Tuesday, September 27, 2011

ASEAN Improvises With Its Institutional Infrastructure to Invest in Its Physical Infrastructure

Over the weekend the ASEAN finance ministers formally established the ASEAN infrastructure fund (AIF).  It eventually will have total funding of US$ 13 billion, with the initial funding of almost US$ 500 million coming from the following sources: Malaysia US$ 150 million, Asian Development Bank (ADB) US$ 150 million, Indonesia US$ 120 million, Singapore US$ 15 million and the Philippines US$ 15 million.  Thailand will contribute after going through domestic law approval procedures.

ASEAN members have committed to lend $4 billion through the AIF until 2020, while the ADB will finance roughly $9 billion. The stated aim is to fund six infrastructure projects each year, to be selected based on their economic and financial rates of return and potential impact on poverty reduction. The AIF will also issue bonds which can be purchased by ASEAN central banks.

The AIF will help channel and support infrastructure projects in ASEAN, which the AEC needs.    Yet development in ASEAN physical infrastructure was not accompanied by development in ASEAN’s institutional infrastructure in this case.

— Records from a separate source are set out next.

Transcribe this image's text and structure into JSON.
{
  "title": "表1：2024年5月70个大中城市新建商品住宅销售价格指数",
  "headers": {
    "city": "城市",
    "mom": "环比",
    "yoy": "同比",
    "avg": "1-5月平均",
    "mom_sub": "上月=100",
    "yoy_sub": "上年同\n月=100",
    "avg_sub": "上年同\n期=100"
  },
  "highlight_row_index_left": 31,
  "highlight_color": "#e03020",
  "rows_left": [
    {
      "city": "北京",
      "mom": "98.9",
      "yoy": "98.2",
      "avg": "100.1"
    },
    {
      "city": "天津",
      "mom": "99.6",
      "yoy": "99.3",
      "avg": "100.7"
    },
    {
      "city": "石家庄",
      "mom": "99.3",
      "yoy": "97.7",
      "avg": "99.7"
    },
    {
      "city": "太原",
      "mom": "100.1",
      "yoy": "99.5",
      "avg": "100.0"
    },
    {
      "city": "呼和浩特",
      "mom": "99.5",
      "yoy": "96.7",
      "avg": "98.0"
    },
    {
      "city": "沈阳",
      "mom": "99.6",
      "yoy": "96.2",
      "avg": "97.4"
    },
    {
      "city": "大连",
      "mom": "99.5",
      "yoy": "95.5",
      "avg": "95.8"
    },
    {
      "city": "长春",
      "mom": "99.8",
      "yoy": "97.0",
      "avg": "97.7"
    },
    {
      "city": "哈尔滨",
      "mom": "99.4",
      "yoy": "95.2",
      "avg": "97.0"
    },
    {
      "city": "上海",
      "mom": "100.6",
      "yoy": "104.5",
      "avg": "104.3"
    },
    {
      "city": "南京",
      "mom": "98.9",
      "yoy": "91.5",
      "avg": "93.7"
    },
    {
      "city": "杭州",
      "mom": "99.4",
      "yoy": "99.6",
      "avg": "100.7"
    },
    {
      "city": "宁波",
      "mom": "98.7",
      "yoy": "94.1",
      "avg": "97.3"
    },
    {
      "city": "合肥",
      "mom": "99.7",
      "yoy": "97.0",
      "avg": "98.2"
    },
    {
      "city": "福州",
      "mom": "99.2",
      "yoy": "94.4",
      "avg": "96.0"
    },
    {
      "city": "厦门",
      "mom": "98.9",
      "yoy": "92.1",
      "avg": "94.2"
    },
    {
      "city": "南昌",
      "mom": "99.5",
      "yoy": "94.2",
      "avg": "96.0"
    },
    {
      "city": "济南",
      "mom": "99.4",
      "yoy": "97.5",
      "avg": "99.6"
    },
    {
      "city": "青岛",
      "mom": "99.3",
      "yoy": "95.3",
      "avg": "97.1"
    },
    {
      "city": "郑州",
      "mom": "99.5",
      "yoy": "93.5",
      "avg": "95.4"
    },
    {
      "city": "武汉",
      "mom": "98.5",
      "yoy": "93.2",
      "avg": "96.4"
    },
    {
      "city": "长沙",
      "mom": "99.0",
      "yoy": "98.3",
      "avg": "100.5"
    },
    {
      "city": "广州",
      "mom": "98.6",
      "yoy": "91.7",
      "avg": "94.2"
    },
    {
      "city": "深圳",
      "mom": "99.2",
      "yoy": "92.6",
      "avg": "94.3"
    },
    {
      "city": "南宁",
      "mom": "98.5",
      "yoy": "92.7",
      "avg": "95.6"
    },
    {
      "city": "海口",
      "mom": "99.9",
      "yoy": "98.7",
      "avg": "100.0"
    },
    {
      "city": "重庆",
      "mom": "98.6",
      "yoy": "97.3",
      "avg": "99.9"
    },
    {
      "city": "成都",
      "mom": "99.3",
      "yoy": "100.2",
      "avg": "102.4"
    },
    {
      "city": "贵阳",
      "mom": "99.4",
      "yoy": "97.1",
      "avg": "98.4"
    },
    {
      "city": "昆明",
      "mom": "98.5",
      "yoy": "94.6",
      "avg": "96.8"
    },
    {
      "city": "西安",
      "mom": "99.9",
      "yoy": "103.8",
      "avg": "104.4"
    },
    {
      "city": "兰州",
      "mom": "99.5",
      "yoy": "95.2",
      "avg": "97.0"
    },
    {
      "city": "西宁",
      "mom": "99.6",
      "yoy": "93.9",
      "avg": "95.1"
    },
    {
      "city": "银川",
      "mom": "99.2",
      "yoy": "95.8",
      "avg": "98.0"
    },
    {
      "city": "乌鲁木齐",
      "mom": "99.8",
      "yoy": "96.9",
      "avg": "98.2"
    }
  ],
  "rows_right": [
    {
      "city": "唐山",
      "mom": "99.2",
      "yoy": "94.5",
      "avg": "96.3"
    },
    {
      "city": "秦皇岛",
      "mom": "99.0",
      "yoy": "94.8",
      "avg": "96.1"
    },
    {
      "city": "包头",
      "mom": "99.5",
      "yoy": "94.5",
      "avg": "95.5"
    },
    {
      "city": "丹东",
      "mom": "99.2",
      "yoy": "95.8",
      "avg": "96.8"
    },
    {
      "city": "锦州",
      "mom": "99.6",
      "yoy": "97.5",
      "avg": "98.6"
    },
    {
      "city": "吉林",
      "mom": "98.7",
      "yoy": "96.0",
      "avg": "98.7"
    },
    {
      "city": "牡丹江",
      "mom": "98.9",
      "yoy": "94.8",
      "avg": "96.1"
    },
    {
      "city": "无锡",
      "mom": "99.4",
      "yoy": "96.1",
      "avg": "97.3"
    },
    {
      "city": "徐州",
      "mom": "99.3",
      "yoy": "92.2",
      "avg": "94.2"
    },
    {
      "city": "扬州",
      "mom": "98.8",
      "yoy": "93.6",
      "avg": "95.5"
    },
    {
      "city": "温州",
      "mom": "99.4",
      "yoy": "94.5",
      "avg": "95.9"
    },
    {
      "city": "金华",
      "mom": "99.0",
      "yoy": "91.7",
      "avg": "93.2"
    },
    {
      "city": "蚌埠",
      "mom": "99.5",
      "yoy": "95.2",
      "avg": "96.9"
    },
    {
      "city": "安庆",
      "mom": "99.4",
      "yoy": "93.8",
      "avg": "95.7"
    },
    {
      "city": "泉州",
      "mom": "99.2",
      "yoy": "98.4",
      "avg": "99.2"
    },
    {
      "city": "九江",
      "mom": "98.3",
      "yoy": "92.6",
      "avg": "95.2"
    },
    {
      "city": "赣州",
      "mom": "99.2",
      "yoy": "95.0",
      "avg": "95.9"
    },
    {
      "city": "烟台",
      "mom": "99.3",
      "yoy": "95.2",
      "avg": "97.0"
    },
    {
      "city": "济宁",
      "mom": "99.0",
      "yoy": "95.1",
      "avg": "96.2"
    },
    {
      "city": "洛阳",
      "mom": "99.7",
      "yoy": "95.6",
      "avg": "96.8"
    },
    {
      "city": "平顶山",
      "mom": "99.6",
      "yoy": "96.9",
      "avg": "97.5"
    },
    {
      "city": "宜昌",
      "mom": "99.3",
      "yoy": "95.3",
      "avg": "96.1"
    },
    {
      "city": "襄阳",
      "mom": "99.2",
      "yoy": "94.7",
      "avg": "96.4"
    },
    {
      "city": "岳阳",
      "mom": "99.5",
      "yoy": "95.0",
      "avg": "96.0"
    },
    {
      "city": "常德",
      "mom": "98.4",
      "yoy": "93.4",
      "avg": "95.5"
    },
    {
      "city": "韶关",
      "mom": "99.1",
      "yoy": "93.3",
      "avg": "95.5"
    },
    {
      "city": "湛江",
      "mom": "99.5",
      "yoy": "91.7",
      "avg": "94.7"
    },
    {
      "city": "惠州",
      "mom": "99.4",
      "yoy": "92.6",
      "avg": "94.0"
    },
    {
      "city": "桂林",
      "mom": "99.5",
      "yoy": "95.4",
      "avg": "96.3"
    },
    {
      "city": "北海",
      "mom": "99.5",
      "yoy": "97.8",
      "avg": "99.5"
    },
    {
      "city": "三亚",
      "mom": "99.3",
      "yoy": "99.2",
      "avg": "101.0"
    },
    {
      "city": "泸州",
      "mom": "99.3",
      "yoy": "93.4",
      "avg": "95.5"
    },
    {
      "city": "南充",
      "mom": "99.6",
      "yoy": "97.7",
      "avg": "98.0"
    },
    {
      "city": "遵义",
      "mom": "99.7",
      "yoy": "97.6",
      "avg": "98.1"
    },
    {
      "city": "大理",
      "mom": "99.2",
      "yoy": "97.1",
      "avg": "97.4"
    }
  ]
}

First and most obvious, if ASEAN members can come up with more than US$ 300 million for the AIF, with billions more to come, why can’t they come up with additional funding for the ASEAN Secretariat?  Even a small portion of this amount would greatly expand the capabilities of the ASEAN Secretariat to monitor and implement the AEC.

Second, the AIF was incorporated as a limited liability company in Malaysia rather than as a new regional institution.  Although establishment of an ASEAN-level entity would have been preferable, it was more expedient to incorporate the entity in an ASEAN member rather than undergo the lengthy process of ratifying an ASEAN-level agreement among all of the members.  Furthermore, the choice of Malaysia is also judicious, as project financing is usually done under English law and with arbitration clauses, both of which Malaysia has abundant experience with, as a common law country. Finally, by incorporating in an ASEAN member state, the AIF will qualify for the protections of the ASEAN Comprehensive Investment Agreement.

Finally, the ADB will administer the AIF, rather than the ASEAN Secretariat or a new ASEAN-level body.  Again, although it may have been preferable for institution-building to have an ASEAN institution administer the AIF, the ADB has decades of experience in administering infrastructure projects.  It was simply more expedient to have the ADB administer the AIF.

The creation of the AIF once again demonstrates ASEAN’s resourcefulness in dealing with legal and institutional vacuums.  Motivated by expediency, ASEAN used Malaysia to provide the law and the ADB to provide the institution.  To do otherwise would have risked great delays which the AEC cannot afford.

Nevertheless, I hope that ASEAN leaders also invest in the “soft” institutional infrastructure of the AEC, not just the “hard” physical infrastructure.   This will require changing the funding amounts and formula for the ASEAN Secretariat as well as developing regional institutions that can handle the regional needs of ASEAN.